For the country that invented the word “entrepreneur”, it is odd that France generally isn’t seen as a country of early adopters. That said, there are certain sectors where the population seems far more willing to give a new concept a try, even compared to markets like the US.
Take commuting, for example. When Zipcar founder Robin Chase set out to launch new car-share service Buzzcar last year, she chose France as her first market.
Clearly aware of the differences between American and French commuters, Chase says that in France, “a greater portion of the population can lead car-independent lives and the price of gas is high”. As a result, many French commuters are reconsidering the cost of owning a car and are looking to alternatives, which is precisely what makes Buzzcar successful.
Unlike Zipcar, which operates a fleet of cars, Buzzcar allows individuals to share their own car with others, in an Airbnb kind of way. Car owners can rent out their vehicles by the hour or the day and earn money. The rental price is calculated based on the age and make of the car, among other criteria.
The ability for users to share their own cars with others and earn money is what sets Buzzcar apart from Paris’s new Autolib electric car-sharing service.
Launched in December 2011, Autolib is essentially the car equivalent to Paris’s Velib’ bike-sharing service, which launched in 2007. Recent stats reveal that some 15,000 people are currently signed up to the Autolib service, primarily in the 18-35 age bracket. The company plans to ramp up the number of available electric vehicles to 3,000 cars before the end of the year.
Still, despite the fact that the US may seem far more car-dependent, Chase says some US cities have a similar commute culture to France. People living in more “walkable” cities such as Boston, New York, San Francisco, Washington DC or Chicago, do not generally require a car to lead their daily lives.
Of course, once outside the city, it becomes practically impossible to travel without a car in the US. In France and in many other European countries, the well-developed high-speed train networks make it far easier to travel outside of big cities without a car.
There is also another start-up that offers a great, low-cost alternative to high-speed trains for longer commutes: Blablacar. Launched in France in 2007, this start-up functions as a carpooling marketplace. In a model that’s similar to Buzzcar, drivers can earn money by charging passengers for a ride; rather than renting out the entire car, drivers and car-owners can rent out individual seats in their car for a given trip.
While the thought of getting into a car with a bunch of strangers may seem unsettling to some, Europeans have more of a train/bus/subway culture and are less put off by the thought of travelling with others. In fact, the name “Blablacar” actually refers to the fact that new people can meet and chat while commuting together. The company even allows users to select drivers by how “chatty” they are.
European travel culture, along with the fact that people are looking for eco-friendly, inexpensive options, makes early adoption of these different types of commuting services that much easier.
Still, Buzzcar’s Chase maintains that there are some complexities to developing these types of services locally that aren’t necessarily an issue in other countries, such as the US.
For example, France’s strong data privacy laws make it impossible for individuals to share their driving history in real-time, even if they want to.
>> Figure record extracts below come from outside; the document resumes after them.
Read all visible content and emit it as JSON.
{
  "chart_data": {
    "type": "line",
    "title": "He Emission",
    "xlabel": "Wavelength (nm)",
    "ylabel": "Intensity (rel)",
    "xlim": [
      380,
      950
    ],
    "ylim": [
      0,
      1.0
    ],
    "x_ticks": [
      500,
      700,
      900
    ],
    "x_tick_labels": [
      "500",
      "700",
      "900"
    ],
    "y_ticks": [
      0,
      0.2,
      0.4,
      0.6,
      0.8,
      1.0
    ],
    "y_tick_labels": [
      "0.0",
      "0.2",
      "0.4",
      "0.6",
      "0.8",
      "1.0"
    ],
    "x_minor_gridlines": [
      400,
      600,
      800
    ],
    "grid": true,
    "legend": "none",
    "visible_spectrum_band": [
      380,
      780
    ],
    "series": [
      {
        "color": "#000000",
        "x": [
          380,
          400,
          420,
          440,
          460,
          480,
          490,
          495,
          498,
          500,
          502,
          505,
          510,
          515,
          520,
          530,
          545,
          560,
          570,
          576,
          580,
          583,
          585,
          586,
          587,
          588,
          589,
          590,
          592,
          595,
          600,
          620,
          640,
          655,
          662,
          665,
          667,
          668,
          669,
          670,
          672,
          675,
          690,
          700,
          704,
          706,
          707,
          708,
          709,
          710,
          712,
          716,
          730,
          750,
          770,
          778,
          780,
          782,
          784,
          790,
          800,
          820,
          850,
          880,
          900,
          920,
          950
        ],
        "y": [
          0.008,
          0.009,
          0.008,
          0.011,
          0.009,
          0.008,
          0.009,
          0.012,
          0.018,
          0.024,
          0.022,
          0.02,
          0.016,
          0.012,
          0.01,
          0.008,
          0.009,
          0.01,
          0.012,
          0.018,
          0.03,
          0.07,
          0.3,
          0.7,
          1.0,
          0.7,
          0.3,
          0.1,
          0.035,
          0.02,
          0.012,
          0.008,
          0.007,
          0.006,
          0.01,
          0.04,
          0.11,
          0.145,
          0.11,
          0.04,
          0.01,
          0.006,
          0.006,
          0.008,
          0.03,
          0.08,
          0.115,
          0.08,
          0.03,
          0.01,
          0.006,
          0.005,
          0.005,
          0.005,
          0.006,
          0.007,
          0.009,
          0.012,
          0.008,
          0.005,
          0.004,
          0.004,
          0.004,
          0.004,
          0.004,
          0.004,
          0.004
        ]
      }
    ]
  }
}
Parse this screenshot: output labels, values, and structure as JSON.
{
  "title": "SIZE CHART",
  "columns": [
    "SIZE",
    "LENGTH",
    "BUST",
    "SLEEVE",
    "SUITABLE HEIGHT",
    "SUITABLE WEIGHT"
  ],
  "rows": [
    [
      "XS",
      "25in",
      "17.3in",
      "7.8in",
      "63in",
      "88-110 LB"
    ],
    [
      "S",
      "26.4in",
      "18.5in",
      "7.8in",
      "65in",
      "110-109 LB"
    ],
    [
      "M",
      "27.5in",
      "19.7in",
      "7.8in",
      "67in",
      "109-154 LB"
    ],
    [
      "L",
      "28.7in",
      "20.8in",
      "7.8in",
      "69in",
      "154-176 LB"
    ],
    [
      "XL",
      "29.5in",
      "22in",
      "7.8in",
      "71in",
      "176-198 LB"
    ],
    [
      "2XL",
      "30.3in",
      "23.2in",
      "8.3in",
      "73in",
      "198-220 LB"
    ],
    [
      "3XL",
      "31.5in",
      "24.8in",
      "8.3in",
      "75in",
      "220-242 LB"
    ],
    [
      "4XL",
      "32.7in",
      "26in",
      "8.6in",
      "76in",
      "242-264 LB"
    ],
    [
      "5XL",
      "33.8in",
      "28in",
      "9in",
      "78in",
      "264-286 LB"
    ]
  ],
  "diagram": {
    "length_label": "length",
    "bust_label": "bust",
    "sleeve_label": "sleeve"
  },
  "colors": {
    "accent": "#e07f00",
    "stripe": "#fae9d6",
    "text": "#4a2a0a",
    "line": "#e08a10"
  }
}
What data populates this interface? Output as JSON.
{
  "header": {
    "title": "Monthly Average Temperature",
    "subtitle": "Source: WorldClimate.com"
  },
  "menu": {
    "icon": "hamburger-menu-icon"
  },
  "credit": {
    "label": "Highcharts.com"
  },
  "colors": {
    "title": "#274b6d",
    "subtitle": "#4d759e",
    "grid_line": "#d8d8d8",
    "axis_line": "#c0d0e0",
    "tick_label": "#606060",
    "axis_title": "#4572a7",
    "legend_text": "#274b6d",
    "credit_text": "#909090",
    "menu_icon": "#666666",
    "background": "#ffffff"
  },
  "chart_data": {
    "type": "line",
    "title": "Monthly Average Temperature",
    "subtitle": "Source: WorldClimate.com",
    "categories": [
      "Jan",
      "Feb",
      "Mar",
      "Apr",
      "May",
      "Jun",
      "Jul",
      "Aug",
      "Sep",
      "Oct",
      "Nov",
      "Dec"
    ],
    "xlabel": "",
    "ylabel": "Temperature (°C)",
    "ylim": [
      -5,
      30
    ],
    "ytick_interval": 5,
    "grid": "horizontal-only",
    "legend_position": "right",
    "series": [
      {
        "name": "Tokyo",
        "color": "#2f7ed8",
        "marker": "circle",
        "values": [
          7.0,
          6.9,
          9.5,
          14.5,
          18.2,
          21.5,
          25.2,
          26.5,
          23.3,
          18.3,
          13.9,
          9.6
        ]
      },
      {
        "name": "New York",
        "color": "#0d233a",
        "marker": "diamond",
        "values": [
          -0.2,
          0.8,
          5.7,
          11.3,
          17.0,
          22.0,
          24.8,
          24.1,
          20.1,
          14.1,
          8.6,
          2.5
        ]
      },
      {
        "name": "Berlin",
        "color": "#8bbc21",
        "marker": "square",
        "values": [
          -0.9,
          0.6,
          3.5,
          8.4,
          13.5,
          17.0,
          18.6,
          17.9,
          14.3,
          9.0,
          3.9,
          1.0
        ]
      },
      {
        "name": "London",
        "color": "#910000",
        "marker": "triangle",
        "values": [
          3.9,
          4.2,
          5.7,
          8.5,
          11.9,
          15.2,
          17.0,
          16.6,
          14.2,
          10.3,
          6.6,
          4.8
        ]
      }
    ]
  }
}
In France, neither individuals nor companies have electronic access to their driving history, which makes it difficult to weed out the bad drivers. As a result, everyone needs to pay a slightly higher rate.
Furthermore, when signing up for new services in France, it’s often necessary to prove a current place of residence with a recent bill. However, these are rarely electronic and never available in real-time, which adds an additional irritating and time-consuming hurdle for anyone that wants to sign-up for a new service quickly.
Yet, despite these small inconveniences, people still take the time to sign-up and try out the different services. Plus, there are ways to counter balance these set-backs by leveraging technology and innovation in other areas. With Buzzcar, for example, users can use their smartphones to upload photos of the information required (driver’s licence, car registration, car photos, etc.) when signing-up, which removes a lot of the headache of a typical sign-up procedure.
Naturally, there may be a few bumps along the road. But the French aren’t shying away from trying new innovations in travel and commuting.